New Country for Old Wiggs?
To sum up my argument for monarchism: it keeps societies from worshiping themselves. From this self-worship comes the legitimacy of democratic appropriation of power from empirical society to the state, this latter being (amongst other things) the collective representation of society, society’s “ego” if you will.
If the world were made up of men like Murray Rothbard and Tom Paine, men who see everything in terms of concretes and methodological individualism, the world would be safe for republicanism. But of course that is not the case, for ordinary people the republic becomes the god of society, the republic with all its symbols, its flag, its anthem, and its president with powers more vast than any king in history.
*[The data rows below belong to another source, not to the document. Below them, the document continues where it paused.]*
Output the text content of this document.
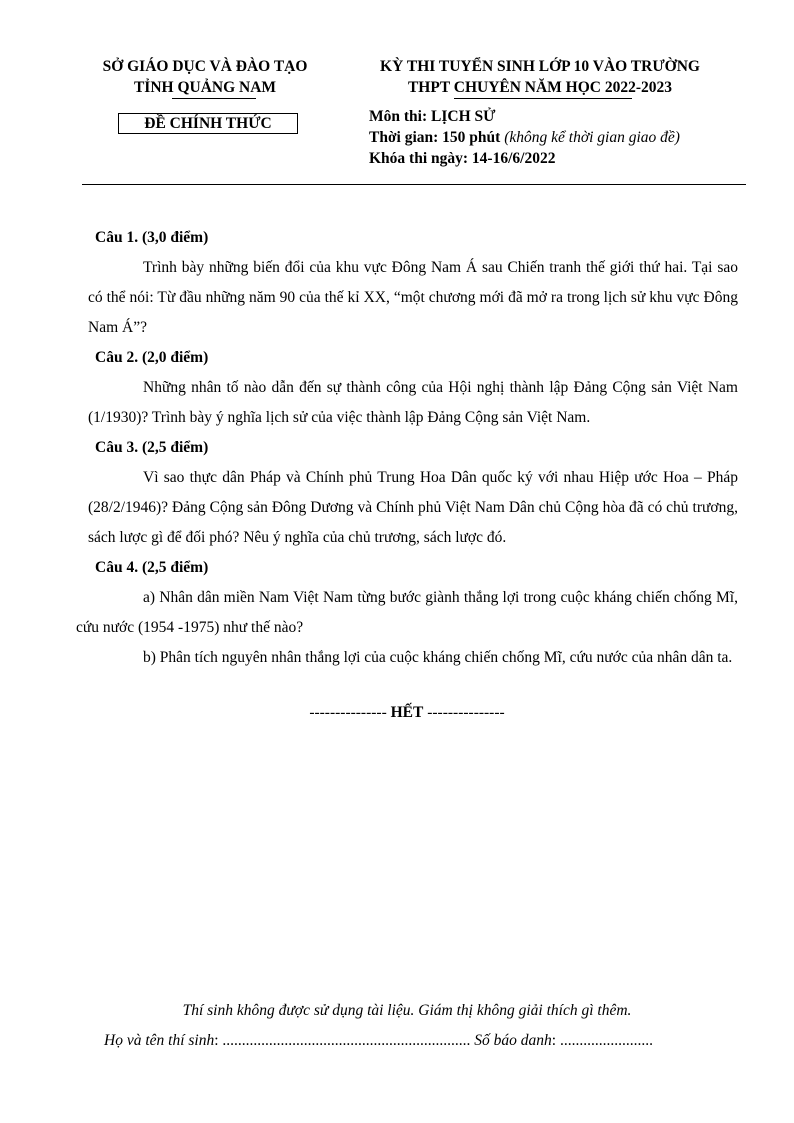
SỞ GIÁO DỤC VÀ ĐÀO TẠO
TỈNH QUẢNG NAM
ĐỀ CHÍNH THỨC
KỲ THI TUYỂN SINH LỚP 10 VÀO TRƯỜNG
THPT CHUYÊN NĂM HỌC 2022-2023
Môn thi: LỊCH SỬ
Thời gian: 150 phút (không kể thời gian giao đề)
Khóa thi ngày: 14-16/6/2022
Câu 1. (3,0 điểm)

Trình bày những biến đổi của khu vực Đông Nam Á sau Chiến tranh thế giới thứ hai. Tại sao có thể nói: Từ đầu những năm 90 của thế kỉ XX, “một chương mới đã mở ra trong lịch sử khu vực Đông Nam Á”?

Câu 2. (2,0 điểm)

Những nhân tố nào dẫn đến sự thành công của Hội nghị thành lập Đảng Cộng sản Việt Nam (1/1930)? Trình bày ý nghĩa lịch sử của việc thành lập Đảng Cộng sản Việt Nam.

Câu 3. (2,5 điểm)

Vì sao thực dân Pháp và Chính phủ Trung Hoa Dân quốc ký với nhau Hiệp ước Hoa – Pháp (28/2/1946)? Đảng Cộng sản Đông Dương và Chính phủ Việt Nam Dân chủ Cộng hòa đã có chủ trương, sách lược gì để đối phó? Nêu ý nghĩa của chủ trương, sách lược đó.

Câu 4. (2,5 điểm)

a) Nhân dân miền Nam Việt Nam từng bước giành thắng lợi trong cuộc kháng chiến chống Mĩ, cứu nước (1954 -1975) như thế nào?

b) Phân tích nguyên nhân thắng lợi của cuộc kháng chiến chống Mĩ, cứu nước của nhân dân ta.

--------------- HẾT ---------------
Thí sinh không được sử dụng tài liệu. Giám thị không giải thích gì thêm.
Họ và tên thí sinh: ................................................................ Số báo danh: ........................
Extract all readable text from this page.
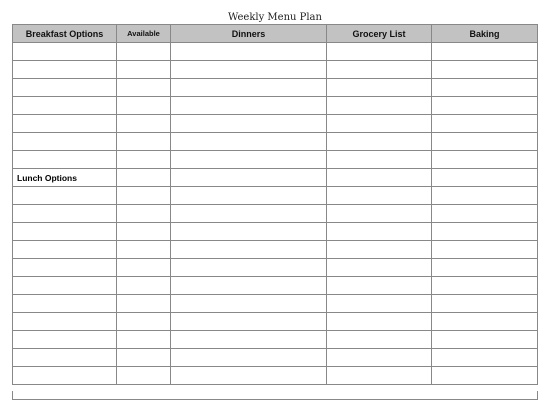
Weekly Menu Plan
Breakfast Options	Available	Dinners	Grocery List	Baking

Lunch Options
The only kind of state in which a stable and enduring system of personal and property rights could flourish is one in which the soverign was a private person. This is not because having a soverign who is a private person is particularly safe, but because having a soverign who is a collective person is so manifestly dangerous. I appeal to the 20th century as my evidence.
A word of caution is in order however. Opponents of constitutional monarchy and private government always seek to tar legitimate monarchy with the brush of oriental despotism. Their objections should not be dismissed hastily! The history of the Napoleonic dynasty, not to mention many more “legitimate” houses in modernity, show that an unchanging human nature is still receptive to the archaic notion of the sacred king.
The god-men must not be allowed to return! The kind of Whig monarchy which I am refering to could only be revived within the context of a Judeo-Christian culture. Just as the monarchy should function as a sponge to absorbe the false pretentions of society towards divinity, so true religion must always be present to keep the person who has been entrusted with sovereignty from developing aspirations towards godhood.
Given these conditions there is nothing utopian about a Whig monarchy, indeed, I can’t think of any other libertarian constitution which would be less utopian. Society would have no collective representation to generate irrational loyalty. There would instead be two classes, the soverign and the subjects, each jealous of their own rights and checking the other. The proof of this is non-utopian is that such societies, however imperfect, actually existed at one time, prior to the American and French revolutions. The “utopian” sort of monarchism was the tyranical idealizing of men like Filmer, who wanted to revert the Christian monarchies of Europe back to something like the pharonic system. Short of historical determinism, there is no reason why the Whig ideal of legally circumscribed monarchy shouldn’t have stabilized and continued. Although the 18th century wasn’t quite a collection of proprietary communities in a strict Hoppean sense, and there was a great deal of economic and political chaos, the kings and queens, at least in Britain, were well on the way towards becoming private persons who simply happened to hold soverignty. Sacred, realist thought was becoming restricted to theological objects, legal, nominalist thinking was starting to dominate the relations between royal houses and all the other legal persons in civil society. As Someone once said, that’s called “Rendering unto Ceasar what is Ceasar’s, and to God what is God’s.”